Data nulling replaces all values, including missing ones, with a constant value.

Constant Value: The fixed value that will replace the original data, with default to Null

Character masking

Character masking hides part of the data by replacing characters with a symbol (such as *).

Mask Length: The number of characters to replace
Symbol: The character used for masking (e.g. *)
Starting Direction: Indicates whether masking starts from the left or right

Mocking

Mocking generates realistic fake data for different data types like names, emails, and addresses. Missing values are also replaced during this process.

Generator Type: The type of mock data to generate (e.g., name, email)
Seed: Optional value (number or string) to initialize the generator for consistent results

Key Hashing

Key hashing replaces data with a hashed value using HMAC and a cryptographic key. The result is encoded in Base64. By default, the SHA-256 algorithm is used.

Key: Cryptographic key used for hashing
Salt: Optional value added to the data before hashing for extra randomness
Algorithm: The hashing algorithm to use (e.g. sha256, sha512, md5)

Swapping

Swapping shuffles data values across rows to break direct associations while keeping values in the dataset. The process is controlled by a probability parameter.

Alpha: Determines how likely a value is to be swapped; must be between 0 and 1
Seed: Optional number to initialize the generator for consistent results

Binning

Binning groups numerical values into a set number of ranges (bins). This generalizes the data by replacing exact values with their bin range.

Bin: Number of bins (or groups) to create

Top/Bottom coding

Replaces values that fall outside specified thresholds with capped values. For numerical columns:

Top-coding limits values above the upper (1 - Q/2) quantile.
Bottom-coding limits values below the lower (Q/2) quantile.

For categorical data, rare categories (those making up Q or less of the data) are replaced with a new, common label.

Q (Quantile): A value between 0 and 1 that controls the extent of top/bottom coding
New Category (categorical only): The label used to replace rare categories

Perturbation

Perturbation consists of modifying each value based on the specified perturbation intensity alpha and replacement strategy. It supports two modes of replacement: uniform sampling and distribution-preserving sampling.

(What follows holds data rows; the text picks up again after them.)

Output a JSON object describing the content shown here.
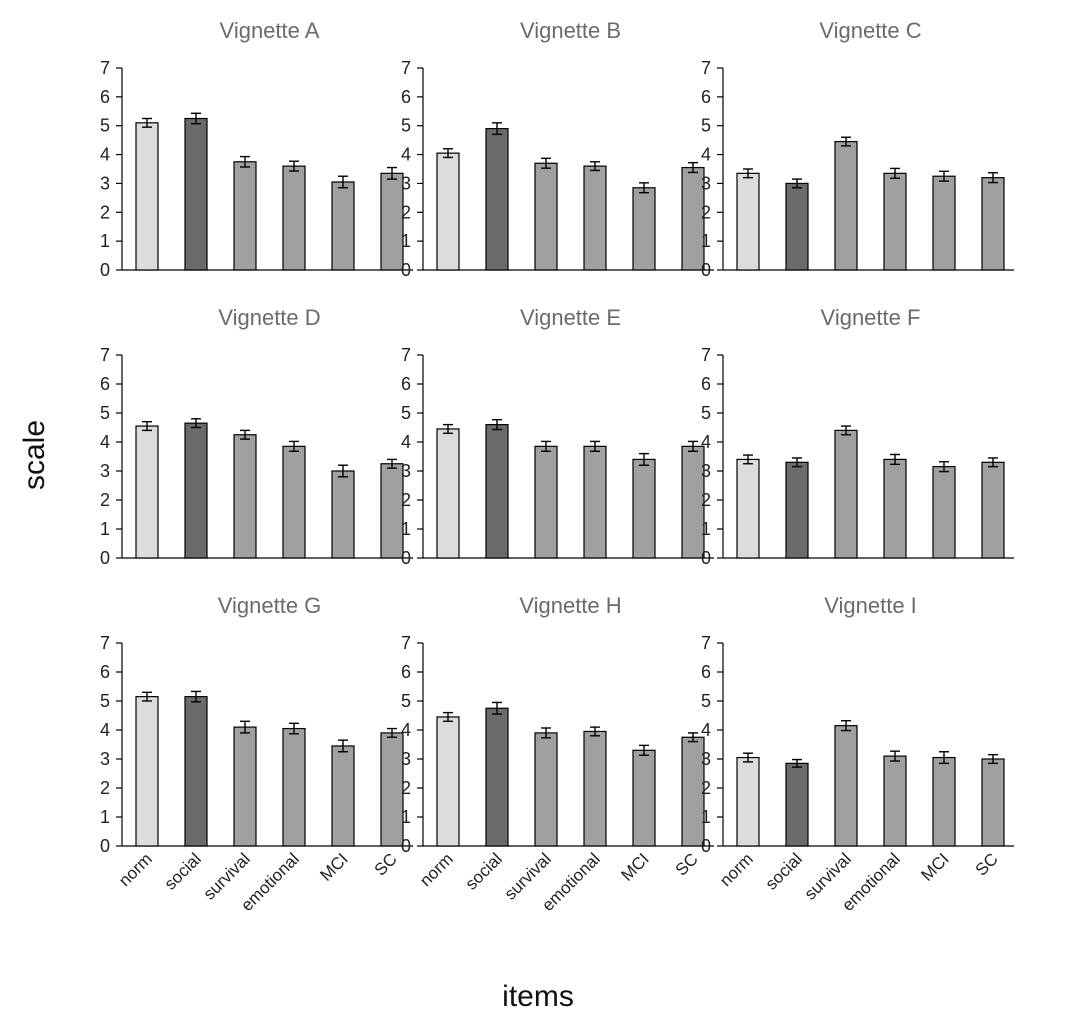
{
  "chart_data": {
    "type": "bar",
    "xlabel": "items",
    "ylabel": "scale",
    "categories": [
      "norm",
      "social",
      "survival",
      "emotional",
      "MCI",
      "SC"
    ],
    "ylim": [
      0,
      7
    ],
    "yticks": [
      0,
      1,
      2,
      3,
      4,
      5,
      6,
      7
    ],
    "grid": false,
    "legend": "none",
    "bar_colors": [
      "#dcdcdc",
      "#6b6b6b",
      "#a0a0a0",
      "#a0a0a0",
      "#a0a0a0",
      "#a0a0a0"
    ],
    "panels": [
      {
        "title": "Vignette A",
        "values": [
          5.1,
          5.25,
          3.75,
          3.6,
          3.05,
          3.35
        ],
        "errors": [
          0.15,
          0.18,
          0.18,
          0.17,
          0.2,
          0.2
        ]
      },
      {
        "title": "Vignette B",
        "values": [
          4.05,
          4.9,
          3.7,
          3.6,
          2.85,
          3.55
        ],
        "errors": [
          0.15,
          0.2,
          0.17,
          0.15,
          0.17,
          0.17
        ]
      },
      {
        "title": "Vignette C",
        "values": [
          3.35,
          3.0,
          4.45,
          3.35,
          3.25,
          3.2
        ],
        "errors": [
          0.15,
          0.15,
          0.15,
          0.17,
          0.17,
          0.17
        ]
      },
      {
        "title": "Vignette D",
        "values": [
          4.55,
          4.65,
          4.25,
          3.85,
          3.0,
          3.25
        ],
        "errors": [
          0.15,
          0.15,
          0.15,
          0.17,
          0.2,
          0.15
        ]
      },
      {
        "title": "Vignette E",
        "values": [
          4.45,
          4.6,
          3.85,
          3.85,
          3.4,
          3.85
        ],
        "errors": [
          0.15,
          0.17,
          0.17,
          0.17,
          0.2,
          0.17
        ]
      },
      {
        "title": "Vignette F",
        "values": [
          3.4,
          3.3,
          4.4,
          3.4,
          3.15,
          3.3
        ],
        "errors": [
          0.15,
          0.15,
          0.15,
          0.17,
          0.17,
          0.15
        ]
      },
      {
        "title": "Vignette G",
        "values": [
          5.15,
          5.15,
          4.1,
          4.05,
          3.45,
          3.9
        ],
        "errors": [
          0.15,
          0.18,
          0.2,
          0.18,
          0.2,
          0.15
        ]
      },
      {
        "title": "Vignette H",
        "values": [
          4.45,
          4.75,
          3.9,
          3.95,
          3.3,
          3.75
        ],
        "errors": [
          0.15,
          0.2,
          0.17,
          0.15,
          0.17,
          0.15
        ]
      },
      {
        "title": "Vignette I",
        "values": [
          3.05,
          2.85,
          4.15,
          3.1,
          3.05,
          3.0
        ],
        "errors": [
          0.15,
          0.13,
          0.17,
          0.17,
          0.2,
          0.15
        ]
      }
    ]
  }
}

Alpha: the perturbation intensity, from 0 (no change) to 1 (maximum change)
Sampling Mode: the strategy used to sample replacement values:
- uniform: Random values within a range
- weighted: Values are sampled to match the original data distribution
Seed: Optional number to initialize the generator for consistent results
Perturbation Range (numerical only): Specifies the range for uniform sampling; if not provided, the system uses the data’s min and max.